The French Ministry of Justice confirmed Mr Badinter’s death on February 9, without giving further details. The President of France, Emmanuel Macron, said that he was a “figure of the century” who “did not stop advocating for the ideals of the Enlightenment. “

A former lawyer and justice minister who was a passionate supporter of human rights, Mr Badinter was known for his ongoing drive to end capital punishment. He described seeing one of his clients lose his head to a guillotine, which was employed for executions in France during the 1970s.

As justice minister under then-President François Mitterrand, Mr Badinter overcame public opposition and won parliamentary support for the abolition of the death penalty in 1981.

Mr. Badinter was born into a Jewish family in Paris on March 30, 1928. He witnessed Nazi horrors as well as France collaborated with the Germans during World War II, and he lost his father at Sobibor, a Nazi death camp in occupied Poland, according to Macron’s office. As a lawyer, Mr. Badinter later made a notorious Holocaust denial in court.

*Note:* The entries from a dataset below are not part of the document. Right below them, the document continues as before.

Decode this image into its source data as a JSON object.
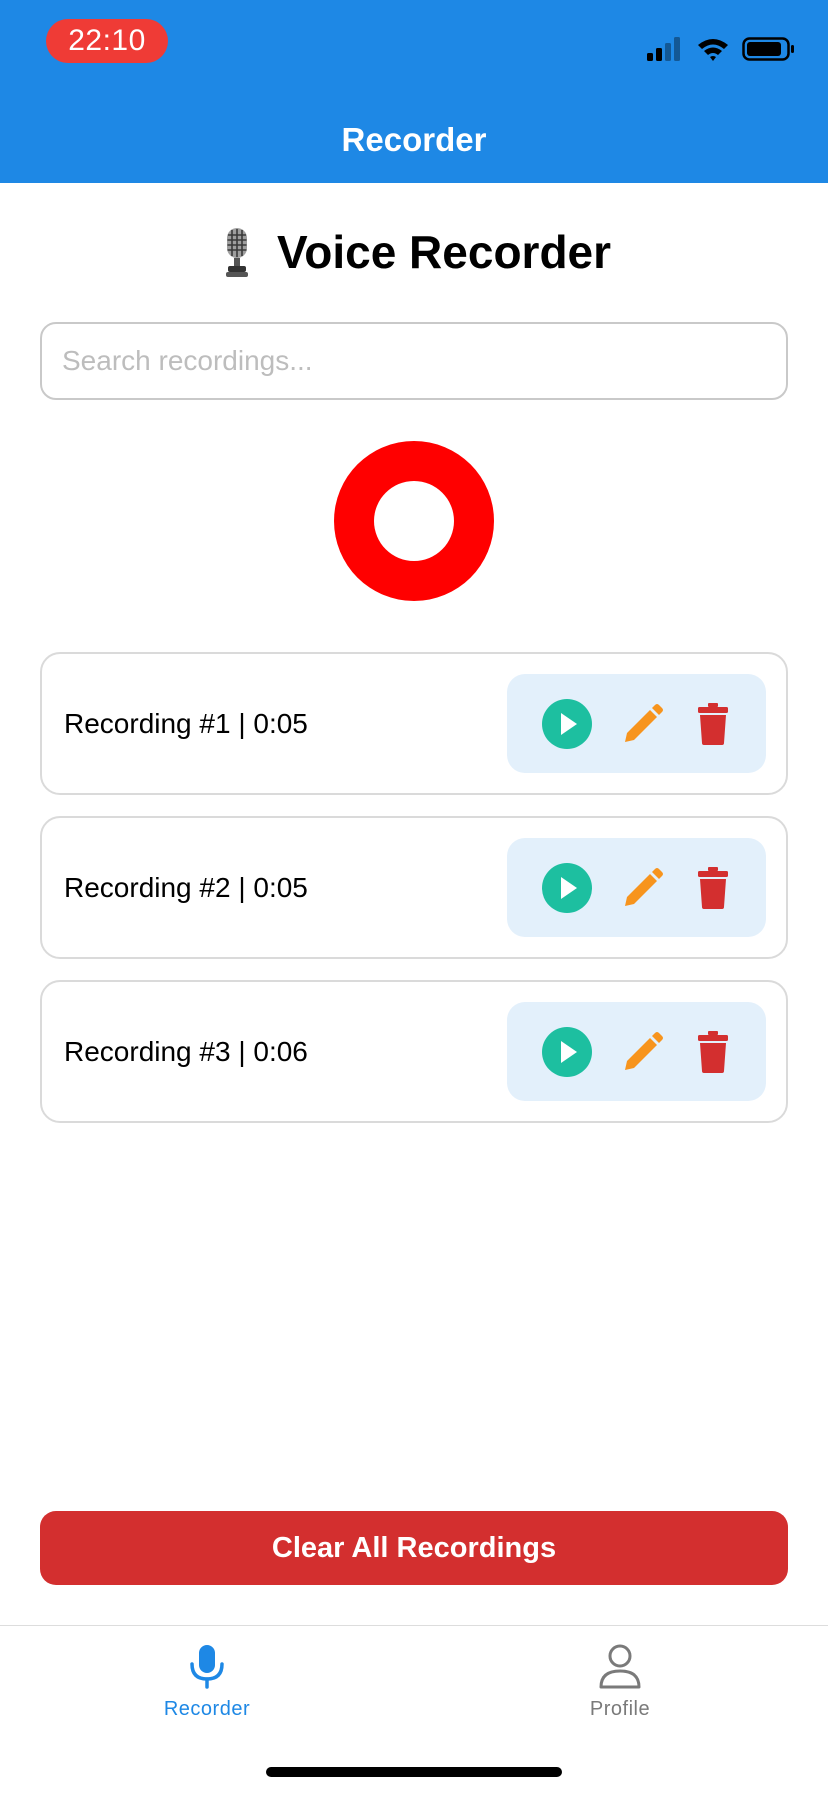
{
  "status_bar": {
    "time": "22:10",
    "icons": [
      "signal-icon",
      "wifi-icon",
      "battery-icon"
    ]
  },
  "header": {
    "title": "Recorder"
  },
  "main": {
    "heading_icon": "studio-microphone-emoji",
    "heading": "Voice Recorder",
    "search_placeholder": "Search recordings...",
    "search_value": "",
    "record_button_icon": "record-icon"
  },
  "recordings": [
    {
      "label": "Recording #1 | 0:05",
      "actions": [
        "play-icon",
        "pencil-icon",
        "trash-icon"
      ]
    },
    {
      "label": "Recording #2 | 0:05",
      "actions": [
        "play-icon",
        "pencil-icon",
        "trash-icon"
      ]
    },
    {
      "label": "Recording #3 | 0:06",
      "actions": [
        "play-icon",
        "pencil-icon",
        "trash-icon"
      ]
    }
  ],
  "clear_button": {
    "label": "Clear All Recordings"
  },
  "tab_bar": {
    "tabs": [
      {
        "label": "Recorder",
        "icon": "microphone-icon",
        "active": true
      },
      {
        "label": "Profile",
        "icon": "person-icon",
        "active": false
      }
    ]
  },
  "colors": {
    "primary": "#1E88E5",
    "record": "#FF0000",
    "danger": "#D32F2F",
    "play": "#1DBFA0",
    "edit": "#F7941D",
    "delete": "#D32F2F",
    "action_panel_bg": "#E3F0FB"
  }
}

Mr. Badinter went on to lead the French Constitution Comhairle, who was a senator for 16 years, and was seen as a moral compass for many in France for protecting human rights.

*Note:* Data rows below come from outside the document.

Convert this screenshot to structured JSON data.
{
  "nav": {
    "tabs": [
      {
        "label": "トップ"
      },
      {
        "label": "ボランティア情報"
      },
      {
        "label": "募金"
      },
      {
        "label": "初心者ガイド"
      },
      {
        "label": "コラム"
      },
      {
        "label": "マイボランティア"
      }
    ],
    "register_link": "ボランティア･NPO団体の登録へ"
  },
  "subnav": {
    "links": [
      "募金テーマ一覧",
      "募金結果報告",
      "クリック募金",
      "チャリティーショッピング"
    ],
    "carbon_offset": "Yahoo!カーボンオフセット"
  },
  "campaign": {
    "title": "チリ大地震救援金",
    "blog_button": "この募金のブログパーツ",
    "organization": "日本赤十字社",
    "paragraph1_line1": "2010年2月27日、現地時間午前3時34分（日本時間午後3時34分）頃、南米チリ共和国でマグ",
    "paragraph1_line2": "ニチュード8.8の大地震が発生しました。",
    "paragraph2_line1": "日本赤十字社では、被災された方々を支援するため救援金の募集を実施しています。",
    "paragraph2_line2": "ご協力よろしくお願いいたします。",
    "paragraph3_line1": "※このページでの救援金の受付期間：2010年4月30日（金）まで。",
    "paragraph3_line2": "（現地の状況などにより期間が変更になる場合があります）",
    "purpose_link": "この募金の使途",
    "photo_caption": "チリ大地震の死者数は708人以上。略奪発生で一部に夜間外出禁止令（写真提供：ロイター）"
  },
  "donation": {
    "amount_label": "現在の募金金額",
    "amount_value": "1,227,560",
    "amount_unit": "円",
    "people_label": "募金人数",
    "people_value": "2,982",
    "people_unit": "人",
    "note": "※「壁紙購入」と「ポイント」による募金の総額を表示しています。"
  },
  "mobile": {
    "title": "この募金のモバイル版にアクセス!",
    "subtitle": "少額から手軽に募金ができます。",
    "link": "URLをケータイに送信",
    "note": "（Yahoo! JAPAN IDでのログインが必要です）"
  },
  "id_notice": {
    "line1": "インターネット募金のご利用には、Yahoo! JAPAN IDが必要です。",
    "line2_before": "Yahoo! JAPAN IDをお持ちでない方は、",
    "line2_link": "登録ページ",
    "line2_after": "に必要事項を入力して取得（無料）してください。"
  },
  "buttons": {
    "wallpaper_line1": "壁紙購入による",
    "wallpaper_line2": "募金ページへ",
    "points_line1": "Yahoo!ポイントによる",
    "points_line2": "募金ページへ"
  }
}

In 1991, Mr Badinter led a reconciliation body set up by the European Economic Community to provide legal advice to the Peace Conference on Yugoslavia after two of the country’s six republics – Slovenia and Croatia – declared independence. The Badinter Commission, as the group came to be known, was made up of the presidents of the constitutional courts of the member countries of the EEC, which was the predecessor of the European Union.

The Badinter Commission issued 15 legal opinions between 1991 and 1993, including one stating that the Socialist Federal Republic of Yugoslavia had dissolved. That paved the way for international recognition of Slovenia and Croatia as sovereign countries in 1992.

The Badinter Commission also declared the borders between the former republics of Yugoslavia to be international borders between newly independent countries that could only be changed through diplomacy, and not by force. Despite the legal notices, wars escalated in the 1990s in Croatia and later in Bosnia and Kosovo, claiming hundreds of thousands of lives and displacing the greatest number of refugees in Europe since the Second World War.

Macron will lead a nationalist compliments to Mr. Badinter, the president’s office said.

Mr Badinter’s marriage to actress Anne Vernon ended in divorce. He was married to Elisabeth Badinter, a feminist philosopher, and had three children, but a complete list of survivors was not immediately available.